I’ve focused a lot on the risk balance in this review because I think it’s necessary to contextualise my judgement. Quest of Quattrocento is a push your luck game where the risk is largely imaginary. It’s gambling with the safety wheels on. It’s rolling a loaded dice, or dealing a poker hand from a marked deck. What kind of game would you play if you didn’t actually trust your luck was solid enough to push? You’d maybe play this. It’s an unthreatening game – one where the rough edges of fate have been sanded down and fitted with rubber bumpers.

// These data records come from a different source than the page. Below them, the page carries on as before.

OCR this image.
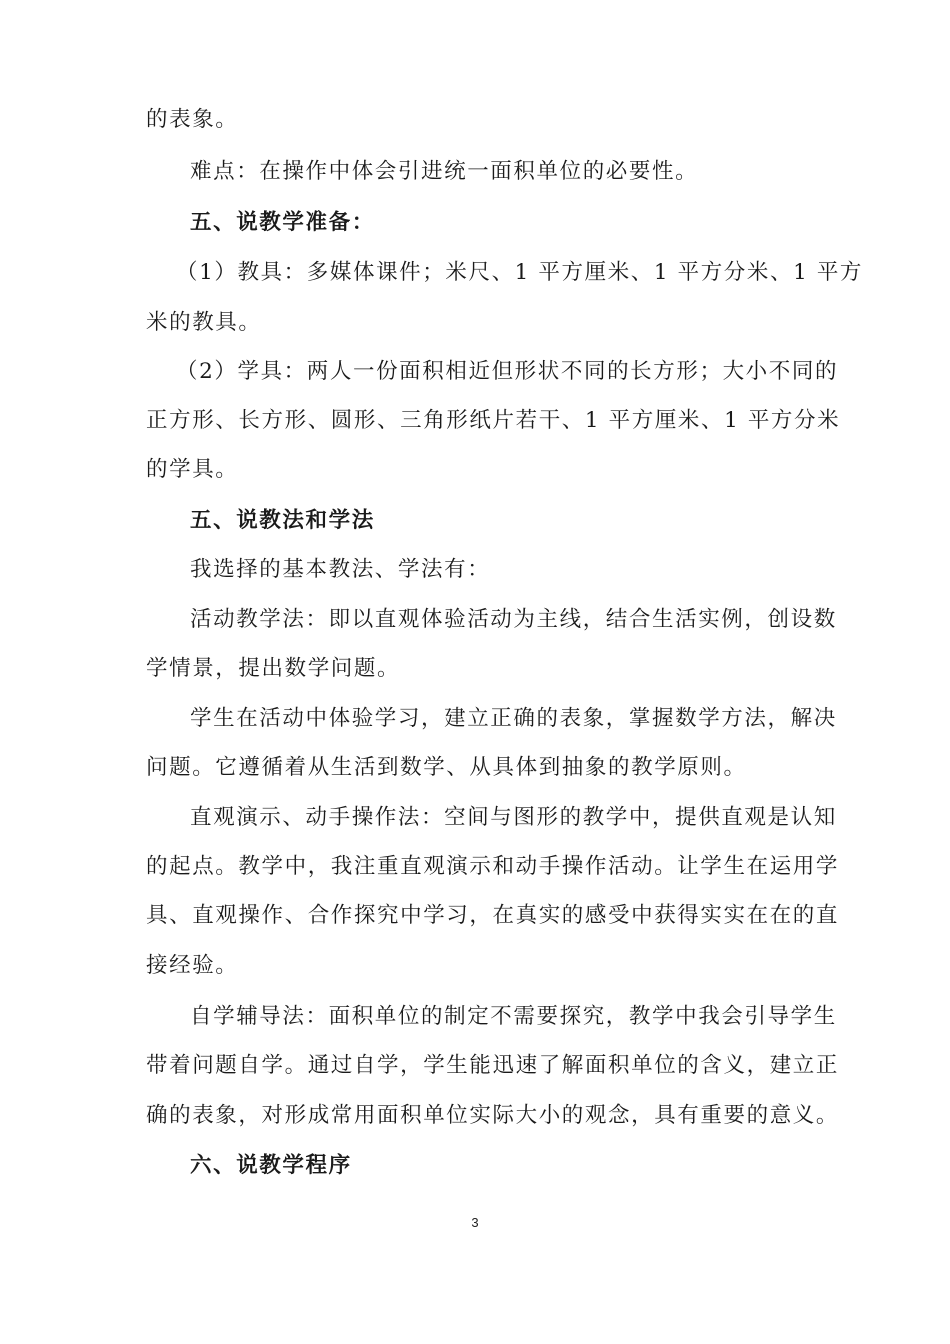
的表象。
难点：在操作中体会引进统一面积单位的必要性。
五、说教学准备：
（1）教具：多媒体课件；米尺、1 平方厘米、1 平方分米、1 平方
米的教具。
（2）学具：两人一份面积相近但形状不同的长方形；大小不同的
正方形、长方形、圆形、三角形纸片若干、1 平方厘米、1 平方分米
的学具。
五、说教法和学法
我选择的基本教法、学法有：
活动教学法：即以直观体验活动为主线，结合生活实例，创设数
学情景，提出数学问题。
学生在活动中体验学习，建立正确的表象，掌握数学方法，解决
问题。它遵循着从生活到数学、从具体到抽象的教学原则。
直观演示、动手操作法：空间与图形的教学中，提供直观是认知
的起点。教学中，我注重直观演示和动手操作活动。让学生在运用学
具、直观操作、合作探究中学习，在真实的感受中获得实实在在的直
接经验。
自学辅导法：面积单位的制定不需要探究，教学中我会引导学生
带着问题自学。通过自学，学生能迅速了解面积单位的含义，建立正
确的表象，对形成常用面积单位实际大小的观念，具有重要的意义。
六、说教学程序
3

What I’m saying then is that Quacks of Quedlinburg is the game you’d play with your kids when you think they couldn’t handle the financial ruination of a proper session of blackjack. As a super light, super inconsequential game of flirting with fortune, this is a reasonably fun way to spend. Some people don’t want to risk it all on one turn of pitch-and-toss and that’s not a bad thing. Those that prefer live ammunition when duelling with fate though will find little to excite them within this box.